Pendant dix mois, le journaliste Mansour Omari a «disparu» en détention dans un complexe militaire souterrain étroit et sans fenêtre en Syrie, l'un des dizaines de milliers de personnes qui ont été forcées de disparaître sous le régime du président Bashar al-Assad.

Parmi les nombreuses agonies que lui et ses compagnons prisonniers ont endurées sous le contrôle de Maher al-Assad, frère du président Assad, dans des conditions inhumaines, l'un des plus insupportables a été de ne pas pouvoir dire à leurs proches ce qui leur était arrivé .

Omari et une poignée d'autres prisonniers regroupés ont longuement parlé de cela. En fin de compte, ils ont conclu un pacte: quiconque sortait du centre de détention emportait avec lui un dossier sur l'identité de ses compagnons de cellule.

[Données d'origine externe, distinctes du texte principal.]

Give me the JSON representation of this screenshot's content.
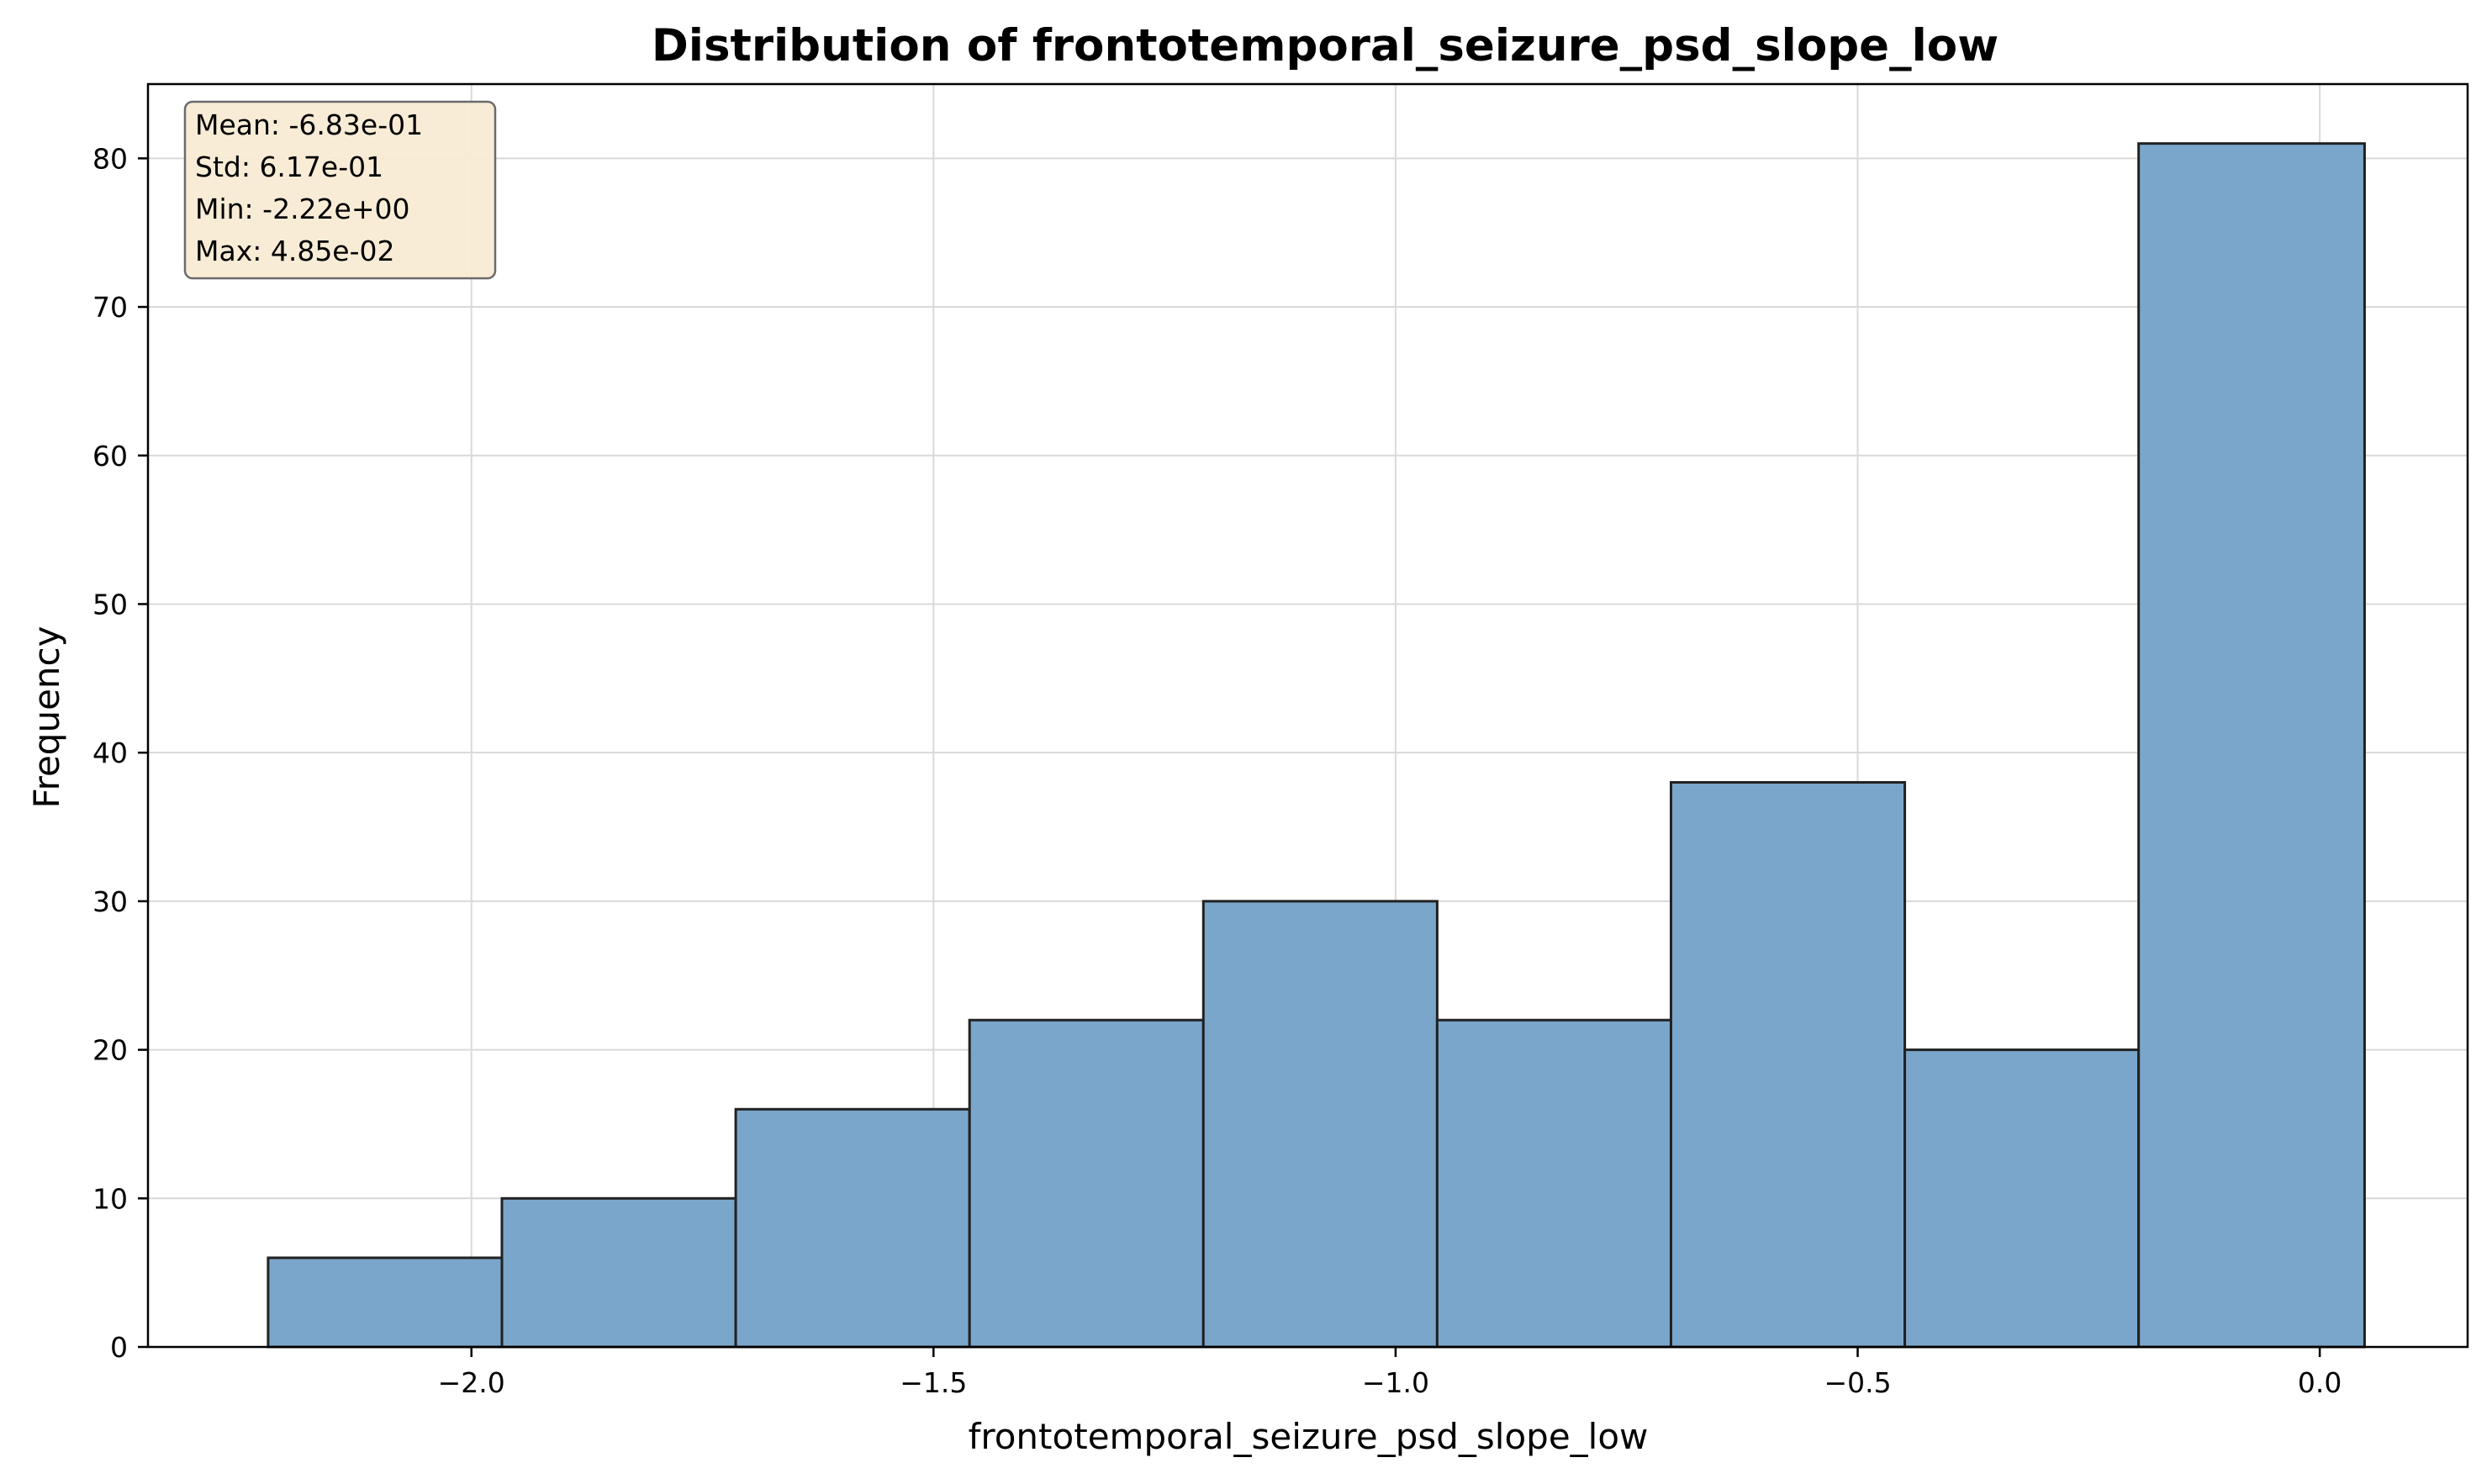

Parmi les hommes, Nabil Shurbaji, un autre journaliste, avait l'écriture la plus soignée. Discrètement, sachant que tout le monde pouvait le dénoncer aux autorités, il commença à rassembler les identités des détenus. Les hommes n'avaient pas de stylo ni de papier pour enregistrer les noms, alors ils ont essayé d'écrire avec une soupe à la tomate aqueuse. Quand cela s'est avéré inefficace, ils ont essayé les aubergines. Ensuite, l'un d'entre eux, un tailleur, a eu une idée. Comme ses compagnons de détention, ses gencives étaient enflées et affaiblies par la malnutrition. Il les pressa jusqu'à ce que son sang remplisse un sac en plastique de contrebande. Mélangé à la rouille, le mélange a formé leur encre. Cinq précieux morceaux de tissu déchirés dans une chemise usée servaient de papier.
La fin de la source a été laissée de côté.